A Deep Learning–Based Diagnosis Model Driven by Tuyere Images Big Data for Iron‐Making Blast Furnaces
Qiang Li, Zijia Wang, Shuai Wang, Mingming Li, Lei Hong, Zongshu Zou
Abstract
Deep learning, applied to traditional industries, makes many challenges and previously impossible tasks turn practicable. However, progress is still limited in the steelmaking industry. This study aims to establish a deep convolutional neural network–based diagnosis model for blast furnaces (BF) driven by tuyere image big data, which is not effectively exploited but contains valuable information. The model is characterized by having the ability to learn value features of abnormal events hidden in images and acts as a high‐dimensional complex function of abnormal events correlated to image features. The implementation framework of the model includes two stages: offline training based on the labeled historical database and online real‐time diagnosis. Specifically, the image data are first de‐noised and enhanced via the median filter and Gamma transformation algorithms.
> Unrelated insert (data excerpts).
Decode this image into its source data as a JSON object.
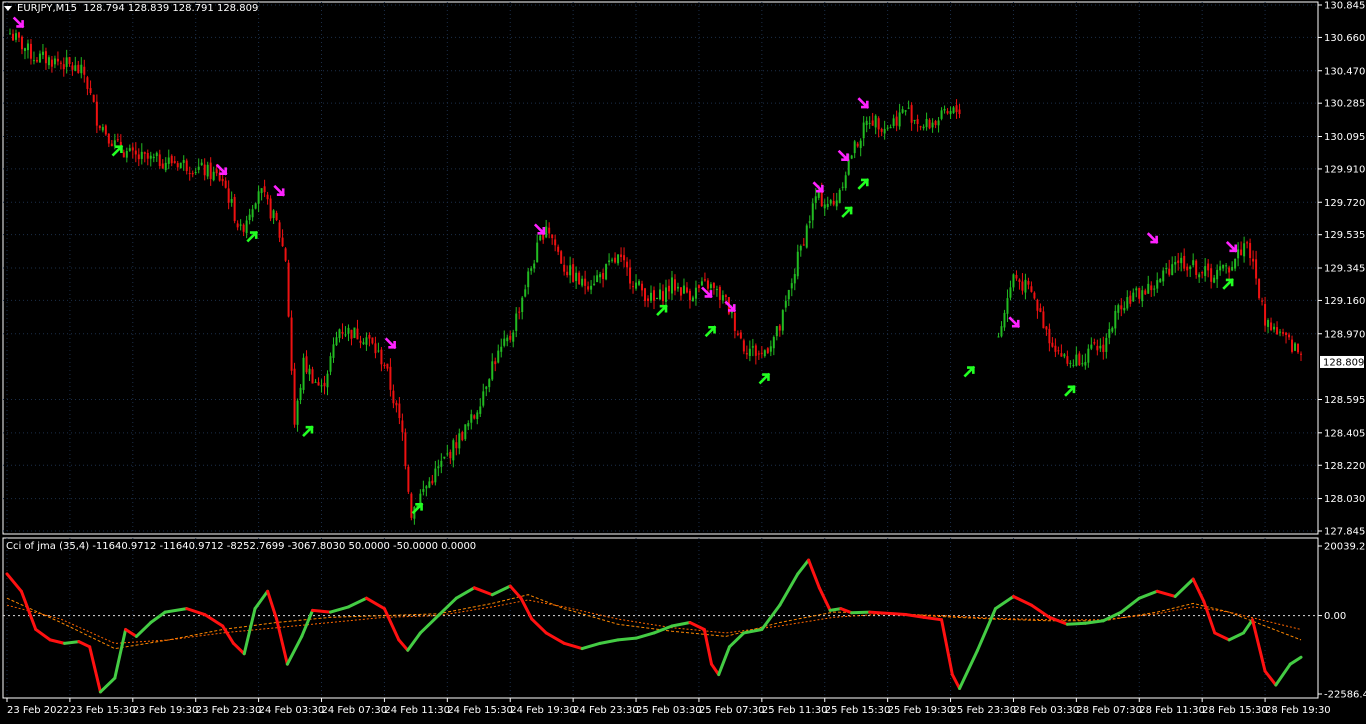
{
  "main_header": {
    "symbol": "EURJPY,M15",
    "ohlc": "128.794 128.839 128.791 128.809"
  },
  "indicator_header": {
    "text": "Cci of jma (35,4) -11640.9712 -11640.9712 -8252.7699 -3067.8030 50.0000 -50.0000 0.0000"
  },
  "colors": {
    "background": "#000000",
    "frame": "#ffffff",
    "grid": "#1c2f4a",
    "bull": "#22bb22",
    "bear": "#ee1111",
    "arrow_up": "#22ff22",
    "arrow_down": "#ff22ff",
    "cci_up": "#44cc44",
    "cci_down": "#ff1111",
    "signal_1": "#ff8800",
    "signal_2": "#ff6600",
    "zero_line": "#dddddd"
  },
  "chart_data": [
    {
      "type": "candlestick",
      "symbol": "EURJPY",
      "timeframe": "M15",
      "yticks": [
        "130.845",
        "130.660",
        "130.470",
        "130.285",
        "130.095",
        "129.910",
        "129.720",
        "129.535",
        "129.345",
        "129.160",
        "128.970",
        "128.595",
        "128.405",
        "128.220",
        "128.030",
        "127.845"
      ],
      "ylim": [
        127.845,
        130.845
      ],
      "current_price": "128.809",
      "close_path": [
        [
          0.0,
          130.7
        ],
        [
          1.5,
          130.55
        ],
        [
          3.0,
          130.52
        ],
        [
          3.8,
          130.48
        ],
        [
          4.3,
          130.45
        ],
        [
          5.0,
          130.2
        ],
        [
          6.0,
          130.05
        ],
        [
          7.0,
          129.98
        ],
        [
          8.0,
          129.96
        ],
        [
          9.5,
          129.95
        ],
        [
          11.0,
          129.9
        ],
        [
          12.0,
          129.85
        ],
        [
          13.0,
          129.55
        ],
        [
          14.0,
          129.8
        ],
        [
          15.0,
          129.6
        ],
        [
          15.5,
          129.4
        ],
        [
          16.0,
          128.45
        ],
        [
          16.5,
          128.8
        ],
        [
          17.5,
          128.65
        ],
        [
          18.5,
          129.0
        ],
        [
          20.0,
          128.95
        ],
        [
          21.0,
          128.8
        ],
        [
          22.0,
          128.4
        ],
        [
          22.5,
          127.95
        ],
        [
          23.0,
          128.05
        ],
        [
          24.0,
          128.2
        ],
        [
          25.0,
          128.35
        ],
        [
          26.0,
          128.5
        ],
        [
          27.0,
          128.8
        ],
        [
          28.0,
          128.95
        ],
        [
          29.0,
          129.3
        ],
        [
          30.0,
          129.6
        ],
        [
          31.0,
          129.35
        ],
        [
          32.0,
          129.25
        ],
        [
          33.0,
          129.3
        ],
        [
          34.0,
          129.4
        ],
        [
          35.0,
          129.25
        ],
        [
          36.0,
          129.15
        ],
        [
          37.0,
          129.25
        ],
        [
          38.0,
          129.2
        ],
        [
          39.0,
          129.25
        ],
        [
          40.0,
          129.15
        ],
        [
          41.0,
          128.9
        ],
        [
          42.0,
          128.85
        ],
        [
          43.0,
          129.0
        ],
        [
          44.0,
          129.4
        ],
        [
          45.0,
          129.75
        ],
        [
          46.0,
          129.7
        ],
        [
          47.0,
          130.0
        ],
        [
          48.0,
          130.2
        ],
        [
          49.0,
          130.15
        ],
        [
          50.0,
          130.25
        ],
        [
          51.0,
          130.15
        ],
        [
          52.0,
          130.2
        ],
        [
          53.0,
          130.25
        ]
      ],
      "gap_after": 53.0,
      "close_path_2": [
        [
          55.0,
          128.9
        ],
        [
          56.0,
          129.3
        ],
        [
          57.0,
          129.2
        ],
        [
          58.0,
          128.95
        ],
        [
          59.0,
          128.8
        ],
        [
          60.0,
          128.85
        ],
        [
          61.0,
          128.9
        ],
        [
          62.0,
          129.15
        ],
        [
          63.0,
          129.2
        ],
        [
          64.0,
          129.25
        ],
        [
          65.0,
          129.4
        ],
        [
          66.0,
          129.35
        ],
        [
          67.0,
          129.3
        ],
        [
          68.0,
          129.35
        ],
        [
          69.0,
          129.5
        ],
        [
          70.0,
          129.05
        ],
        [
          71.0,
          128.95
        ],
        [
          72.0,
          128.85
        ]
      ],
      "xlim": [
        0,
        72.5
      ],
      "xticks": [
        {
          "label": "23 Feb 2022",
          "x": 0
        },
        {
          "label": "23 Feb 15:30",
          "x": 3.5
        },
        {
          "label": "23 Feb 19:30",
          "x": 7.0
        },
        {
          "label": "23 Feb 23:30",
          "x": 10.5
        },
        {
          "label": "24 Feb 03:30",
          "x": 14.0
        },
        {
          "label": "24 Feb 07:30",
          "x": 17.5
        },
        {
          "label": "24 Feb 11:30",
          "x": 21.0
        },
        {
          "label": "24 Feb 15:30",
          "x": 24.5
        },
        {
          "label": "24 Feb 19:30",
          "x": 28.0
        },
        {
          "label": "24 Feb 23:30",
          "x": 31.5
        },
        {
          "label": "25 Feb 03:30",
          "x": 35.0
        },
        {
          "label": "25 Feb 07:30",
          "x": 38.5
        },
        {
          "label": "25 Feb 11:30",
          "x": 42.0
        },
        {
          "label": "25 Feb 15:30",
          "x": 45.5
        },
        {
          "label": "25 Feb 19:30",
          "x": 49.0
        },
        {
          "label": "25 Feb 23:30",
          "x": 52.5
        },
        {
          "label": "28 Feb 03:30",
          "x": 56.0
        },
        {
          "label": "28 Feb 07:30",
          "x": 59.5
        },
        {
          "label": "28 Feb 11:30",
          "x": 63.0
        },
        {
          "label": "28 Feb 15:30",
          "x": 66.5
        },
        {
          "label": "28 Feb 19:30",
          "x": 70.0
        }
      ],
      "arrows_up": [
        {
          "x": 6.2,
          "y": 130.02
        },
        {
          "x": 13.7,
          "y": 129.53
        },
        {
          "x": 16.8,
          "y": 128.42
        },
        {
          "x": 22.9,
          "y": 127.98
        },
        {
          "x": 36.5,
          "y": 129.11
        },
        {
          "x": 39.2,
          "y": 128.99
        },
        {
          "x": 42.2,
          "y": 128.72
        },
        {
          "x": 46.8,
          "y": 129.67
        },
        {
          "x": 47.7,
          "y": 129.83
        },
        {
          "x": 53.6,
          "y": 128.76
        },
        {
          "x": 59.2,
          "y": 128.65
        },
        {
          "x": 68.0,
          "y": 129.26
        }
      ],
      "arrows_down": [
        {
          "x": 0.7,
          "y": 130.74
        },
        {
          "x": 12.0,
          "y": 129.9
        },
        {
          "x": 15.2,
          "y": 129.78
        },
        {
          "x": 21.4,
          "y": 128.91
        },
        {
          "x": 29.7,
          "y": 129.56
        },
        {
          "x": 39.0,
          "y": 129.2
        },
        {
          "x": 40.3,
          "y": 129.12
        },
        {
          "x": 45.2,
          "y": 129.8
        },
        {
          "x": 46.6,
          "y": 129.98
        },
        {
          "x": 47.7,
          "y": 130.28
        },
        {
          "x": 56.1,
          "y": 129.03
        },
        {
          "x": 63.8,
          "y": 129.51
        },
        {
          "x": 68.2,
          "y": 129.46
        }
      ]
    },
    {
      "type": "line",
      "name": "Cci of jma (35,4)",
      "yticks": [
        "20039.218",
        "0.00",
        "-22586.416"
      ],
      "ylim": [
        -22586.416,
        20039.218
      ],
      "xlim": [
        0,
        72.5
      ],
      "cci": [
        [
          0,
          12000
        ],
        [
          0.8,
          7000
        ],
        [
          1.6,
          -4000
        ],
        [
          2.4,
          -7000
        ],
        [
          3.2,
          -8000
        ],
        [
          4.0,
          -7500
        ],
        [
          4.6,
          -9000
        ],
        [
          5.2,
          -22000
        ],
        [
          6.0,
          -18000
        ],
        [
          6.6,
          -4000
        ],
        [
          7.2,
          -6000
        ],
        [
          8.0,
          -2000
        ],
        [
          8.8,
          1000
        ],
        [
          10.0,
          2000
        ],
        [
          11.0,
          300
        ],
        [
          12.0,
          -3000
        ],
        [
          12.6,
          -8000
        ],
        [
          13.2,
          -11000
        ],
        [
          13.8,
          2000
        ],
        [
          14.5,
          7000
        ],
        [
          15.0,
          -1000
        ],
        [
          15.6,
          -14000
        ],
        [
          16.4,
          -6000
        ],
        [
          17.0,
          1500
        ],
        [
          18.0,
          1000
        ],
        [
          19.0,
          2500
        ],
        [
          20.0,
          5000
        ],
        [
          21.0,
          2000
        ],
        [
          21.8,
          -7000
        ],
        [
          22.3,
          -10000
        ],
        [
          23.0,
          -5000
        ],
        [
          24.0,
          0
        ],
        [
          25.0,
          5000
        ],
        [
          26.0,
          8000
        ],
        [
          27.0,
          6000
        ],
        [
          28.0,
          8500
        ],
        [
          28.6,
          5000
        ],
        [
          29.2,
          -1000
        ],
        [
          30.0,
          -5000
        ],
        [
          31.0,
          -8000
        ],
        [
          32.0,
          -9500
        ],
        [
          33.0,
          -8000
        ],
        [
          34.0,
          -7000
        ],
        [
          35.0,
          -6500
        ],
        [
          36.0,
          -5000
        ],
        [
          37.0,
          -3000
        ],
        [
          38.0,
          -2000
        ],
        [
          38.8,
          -4000
        ],
        [
          39.2,
          -14000
        ],
        [
          39.6,
          -17000
        ],
        [
          40.2,
          -9000
        ],
        [
          41.0,
          -5000
        ],
        [
          42.0,
          -4000
        ],
        [
          43.0,
          3000
        ],
        [
          44.0,
          12000
        ],
        [
          44.6,
          16000
        ],
        [
          45.2,
          8000
        ],
        [
          45.8,
          1500
        ],
        [
          46.4,
          2000
        ],
        [
          47.0,
          800
        ],
        [
          48.0,
          1000
        ],
        [
          50.0,
          300
        ],
        [
          51.0,
          -500
        ],
        [
          52.0,
          -1200
        ],
        [
          52.6,
          -17000
        ],
        [
          53.0,
          -21000
        ],
        [
          54.0,
          -10000
        ],
        [
          55.0,
          2000
        ],
        [
          56.0,
          5500
        ],
        [
          57.0,
          3000
        ],
        [
          58.0,
          -500
        ],
        [
          59.0,
          -2500
        ],
        [
          60.0,
          -2200
        ],
        [
          61.0,
          -1500
        ],
        [
          62.0,
          1000
        ],
        [
          63.0,
          5000
        ],
        [
          64.0,
          7000
        ],
        [
          65.0,
          5500
        ],
        [
          66.0,
          10500
        ],
        [
          66.6,
          4000
        ],
        [
          67.2,
          -5000
        ],
        [
          68.0,
          -7000
        ],
        [
          68.8,
          -5000
        ],
        [
          69.3,
          -1200
        ],
        [
          70.0,
          -16000
        ],
        [
          70.6,
          -20000
        ],
        [
          71.4,
          -14000
        ],
        [
          72.0,
          -12000
        ]
      ],
      "signal_1": [
        [
          0,
          5000
        ],
        [
          3,
          -2000
        ],
        [
          6,
          -9500
        ],
        [
          9,
          -7000
        ],
        [
          12,
          -4000
        ],
        [
          15,
          -2000
        ],
        [
          18,
          -500
        ],
        [
          21,
          0
        ],
        [
          24,
          500
        ],
        [
          27,
          3500
        ],
        [
          29,
          6000
        ],
        [
          31,
          2000
        ],
        [
          34,
          -2500
        ],
        [
          37,
          -4500
        ],
        [
          40,
          -6000
        ],
        [
          43,
          -2000
        ],
        [
          46,
          1000
        ],
        [
          49,
          800
        ],
        [
          52,
          -300
        ],
        [
          55,
          -1000
        ],
        [
          58,
          -1500
        ],
        [
          61,
          -1500
        ],
        [
          64,
          1000
        ],
        [
          66,
          3500
        ],
        [
          68,
          1000
        ],
        [
          70,
          -3000
        ],
        [
          72,
          -7000
        ]
      ],
      "signal_2": [
        [
          0,
          3000
        ],
        [
          3,
          -1000
        ],
        [
          6,
          -8000
        ],
        [
          9,
          -7000
        ],
        [
          12,
          -5000
        ],
        [
          15,
          -3500
        ],
        [
          18,
          -2000
        ],
        [
          21,
          -500
        ],
        [
          24,
          0
        ],
        [
          27,
          2500
        ],
        [
          29,
          4500
        ],
        [
          31,
          2500
        ],
        [
          34,
          -1000
        ],
        [
          37,
          -3500
        ],
        [
          40,
          -5000
        ],
        [
          43,
          -3000
        ],
        [
          46,
          -500
        ],
        [
          49,
          500
        ],
        [
          52,
          0
        ],
        [
          55,
          -800
        ],
        [
          58,
          -1200
        ],
        [
          61,
          -1200
        ],
        [
          64,
          500
        ],
        [
          66,
          2500
        ],
        [
          68,
          1000
        ],
        [
          70,
          -1500
        ],
        [
          72,
          -4000
        ]
      ],
      "levels": [
        0
      ]
    }
  ]
}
Then, when the model is offline trained, a preferable clustering algorithm combined with the manual determination is applied to labeling image data. Finally, the built model is examined for accuracy and performance. It is shown in the results that the model has an accuracy of 98% and 88.58% for diagnosing results in training and validating datasets, respectively. Thereby, the established model may be applied to the online diagnosis of an industrial BF using real‐time images.